Hi,
I have found the issue.
In Kitkat when there was a touch device with no available input device configuration file (.idc), a GenericTouch.idc would be loaded.
The code for this special check is in frameworks/base/services/input/EventHub.cpp in method void EventHub::loadConfigurationLocked(Device* device).
if ((device->classes & INPUT_DEVICE_CLASS_TOUCH) && device->configurationFile.isEmpty()) {
device->configurationFile = getInputDeviceConfigurationFilePathByName(String8("GenericTouch"),
INPUT_DEVICE_CONFIGURATION_FILE_TYPE_CONFIGURATION);
}
However in later Android versions neither GenericTouch.idc nor this check are present anymore resulting in an incorrect detection of Penmount 6000 touchscreens (and possible other resistive touchscreens).
In fact the number of idc files shrunk from 7 (kitkat) to 3 (Lollipop),. Marshmallow has 7 in total again, but not the GenericTouch.idc. The special check in EventHub.cpp is also not present in marshmallow.

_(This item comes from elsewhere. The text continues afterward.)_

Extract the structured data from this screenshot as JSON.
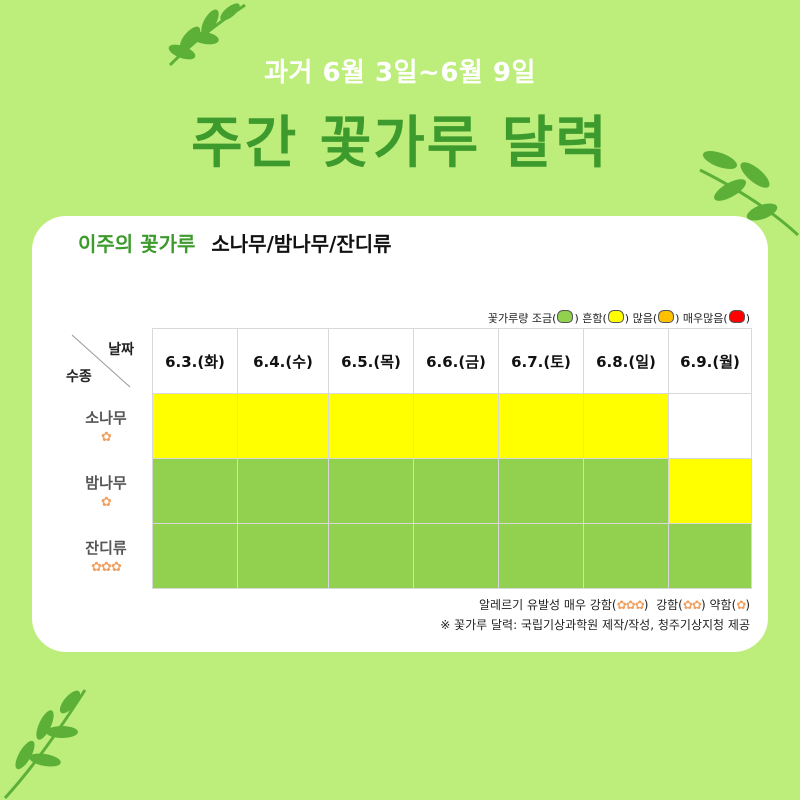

Could anyone of the Android-x86 team comment on the missing GenericTouch.idc? As this code has not been around
in official android sourcecode, it must have been a patch specifically for/from Android-x86.
As Android-x86 pursues the goal to be as compatible as possible with most devices a step "backwards" that would require (more) device specific .idc files to be present seems not to be intended?
@Rob: to get your touchscreen to work,
read this documentation. You can see that in the example Google has a touch device named touch_dev with the matching touch_dev.idc file. You could try copying the GenericTouch.idc from Kitkat(I have attached it) and rename it to your device name (
replace whitespaces with underscores). To test if it works, install Android x86 with system partition read write, copy your idc file to /system/usr/idc/ and reboot.